PosDB is a distributed disk-based column-store that leverages late materialization idea to deal with complex analytical workloads.
Development of PosDB started in 2017 as a research project. The goals were: 1) to explore the perspectives of late materialization in a distributed environment and 2) to study its impact on the processing of complex queries containing large join chains, subqueries and nontrivial aggregation like window functions.
PosDB supports a subset of SQL which consists of selection, projection, join, ordering, aggregation, and window functions (a naive rule-based optimizer is run). It does not support nested queries, updates, deletion, and data definition language (DDL).
It also provides a C++ interface that allows manual query plan construction with exact details of used algorithms and distributed schema.

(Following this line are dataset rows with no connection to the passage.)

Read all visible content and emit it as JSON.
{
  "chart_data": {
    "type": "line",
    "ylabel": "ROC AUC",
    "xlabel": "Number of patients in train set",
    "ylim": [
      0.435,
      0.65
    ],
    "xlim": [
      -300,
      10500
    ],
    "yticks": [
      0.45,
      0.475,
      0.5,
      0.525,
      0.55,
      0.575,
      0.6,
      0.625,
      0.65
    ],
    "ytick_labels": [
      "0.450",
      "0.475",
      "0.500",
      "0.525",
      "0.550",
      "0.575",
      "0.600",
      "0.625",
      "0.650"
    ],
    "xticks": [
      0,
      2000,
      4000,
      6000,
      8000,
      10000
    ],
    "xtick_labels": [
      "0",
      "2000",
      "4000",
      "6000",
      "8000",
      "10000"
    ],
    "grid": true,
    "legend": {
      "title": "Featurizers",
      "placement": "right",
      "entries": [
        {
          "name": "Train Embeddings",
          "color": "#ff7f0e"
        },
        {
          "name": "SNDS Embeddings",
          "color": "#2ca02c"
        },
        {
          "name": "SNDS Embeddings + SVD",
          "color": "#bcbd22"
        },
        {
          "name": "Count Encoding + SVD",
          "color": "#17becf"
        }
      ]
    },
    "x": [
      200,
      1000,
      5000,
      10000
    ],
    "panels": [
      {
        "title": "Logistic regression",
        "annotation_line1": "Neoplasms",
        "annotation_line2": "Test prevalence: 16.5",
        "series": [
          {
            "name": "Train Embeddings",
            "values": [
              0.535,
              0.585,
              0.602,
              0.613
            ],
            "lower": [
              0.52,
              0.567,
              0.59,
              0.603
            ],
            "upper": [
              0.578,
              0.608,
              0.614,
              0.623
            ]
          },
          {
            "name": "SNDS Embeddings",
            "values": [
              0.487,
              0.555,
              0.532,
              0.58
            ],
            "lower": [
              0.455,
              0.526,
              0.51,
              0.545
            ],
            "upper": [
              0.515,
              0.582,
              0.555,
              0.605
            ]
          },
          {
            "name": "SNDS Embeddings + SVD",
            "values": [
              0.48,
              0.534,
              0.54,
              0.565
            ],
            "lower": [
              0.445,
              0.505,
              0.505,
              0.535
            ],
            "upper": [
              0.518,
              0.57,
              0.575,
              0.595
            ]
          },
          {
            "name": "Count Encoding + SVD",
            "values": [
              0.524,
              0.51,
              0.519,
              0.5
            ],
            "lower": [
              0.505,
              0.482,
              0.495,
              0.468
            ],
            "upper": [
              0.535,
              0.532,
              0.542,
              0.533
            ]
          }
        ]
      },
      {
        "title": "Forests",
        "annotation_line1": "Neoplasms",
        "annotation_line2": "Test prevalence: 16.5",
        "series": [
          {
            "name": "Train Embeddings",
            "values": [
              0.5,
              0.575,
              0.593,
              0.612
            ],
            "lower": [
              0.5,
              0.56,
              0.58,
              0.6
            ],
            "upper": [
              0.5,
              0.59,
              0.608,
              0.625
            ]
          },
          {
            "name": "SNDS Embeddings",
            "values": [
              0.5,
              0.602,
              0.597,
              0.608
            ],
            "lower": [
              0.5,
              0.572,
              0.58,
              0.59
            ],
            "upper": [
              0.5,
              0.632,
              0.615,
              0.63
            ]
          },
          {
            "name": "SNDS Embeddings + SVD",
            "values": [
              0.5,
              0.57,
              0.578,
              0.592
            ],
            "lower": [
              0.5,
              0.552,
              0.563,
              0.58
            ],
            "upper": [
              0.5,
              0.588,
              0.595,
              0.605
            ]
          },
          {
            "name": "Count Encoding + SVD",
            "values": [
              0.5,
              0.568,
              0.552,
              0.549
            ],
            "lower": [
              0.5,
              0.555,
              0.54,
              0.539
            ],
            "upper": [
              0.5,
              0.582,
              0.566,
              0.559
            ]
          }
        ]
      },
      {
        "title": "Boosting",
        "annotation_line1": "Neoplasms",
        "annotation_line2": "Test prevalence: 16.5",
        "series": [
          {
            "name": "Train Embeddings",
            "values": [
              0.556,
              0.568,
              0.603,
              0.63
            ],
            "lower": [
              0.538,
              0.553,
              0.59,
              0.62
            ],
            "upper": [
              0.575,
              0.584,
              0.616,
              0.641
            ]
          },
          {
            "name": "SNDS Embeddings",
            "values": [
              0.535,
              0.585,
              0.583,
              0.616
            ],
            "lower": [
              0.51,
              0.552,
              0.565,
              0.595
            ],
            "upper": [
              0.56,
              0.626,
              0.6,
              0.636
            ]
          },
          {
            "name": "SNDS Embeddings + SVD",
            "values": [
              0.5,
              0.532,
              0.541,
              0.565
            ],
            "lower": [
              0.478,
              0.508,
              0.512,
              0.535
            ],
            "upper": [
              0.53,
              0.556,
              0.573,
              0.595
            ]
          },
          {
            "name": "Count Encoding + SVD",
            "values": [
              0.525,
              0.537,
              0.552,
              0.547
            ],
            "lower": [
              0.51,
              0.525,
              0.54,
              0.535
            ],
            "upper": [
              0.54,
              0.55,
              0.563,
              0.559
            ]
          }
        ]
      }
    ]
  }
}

Since PosDB is a disk-based system all data resides on disk. Disk subsystem efficiency is provided via columnar storage and a buffer manager. The former reduces disk load and helps in homogenizing processed data. A buffer manager allows important data to stay in memory for longer, including the case of several concurrently running queries.
For now, PosDB doesn't support transactions. Data is mostly considered read-only, while cold bulk-loading is supported.
Logical level: relational model. Physical level: columnar model
PosDB supports both local and distributed joins with arbitrary partitioning and replication schemas. Any of hash, nested-loop and sort-merge algorithms can be used. Also, experimental branches support some exotic joins like band-join.
PosDB currently doesn't support query compilation.
PosDB is a column-oriented DBMS and it stores data by columns.
PosDB utilizes a blocked version of the Volcano query execution model and introduces two phases of query execution: before and after the so-called materialization point. Each of these phases has different operators that work with different kinds of data: positions (row ids) and tuples correspondingly.
Positional operators work with columnar data and are specifically designed for massive filtering, filtering joins and network communication. Lightweight intermediates and good cache locality are important here.
On the other hand, tuple-based operators target aggregation, which needs multiple operations for each wide row. The first (lowest) of these operators is a materialization point: positional data is transformed into tuples. The transformation is sometimes coupled with grouping and window functions to reduce the amount of materialized data.
PosDB supports inter- and intra- query parallelism. To implement the latter PosDB uses two special operators. Asynchronizer allows it to execute a single operator tree in a separate thread and UnionAll is used to collect data from several subtrees that are executed in their own threads.
PosDB is a natively distributed DBMS in terms of both data and query execution. Each table may be fragmented and replicated across multiple nodes. A number of table-level fragmentation strategies are supported: round-robin, hash and range partitioning. Distributed query execution allows PosDB to run a query on multiple nodes, with each node processing an arbitrary part of the query plan. Both positional and tuple operators can be executed on arbitrary nodes, regardless of where their children reside. Also, several operators support internal distribution embedded into their core algorithms, like distributed join and aggregation.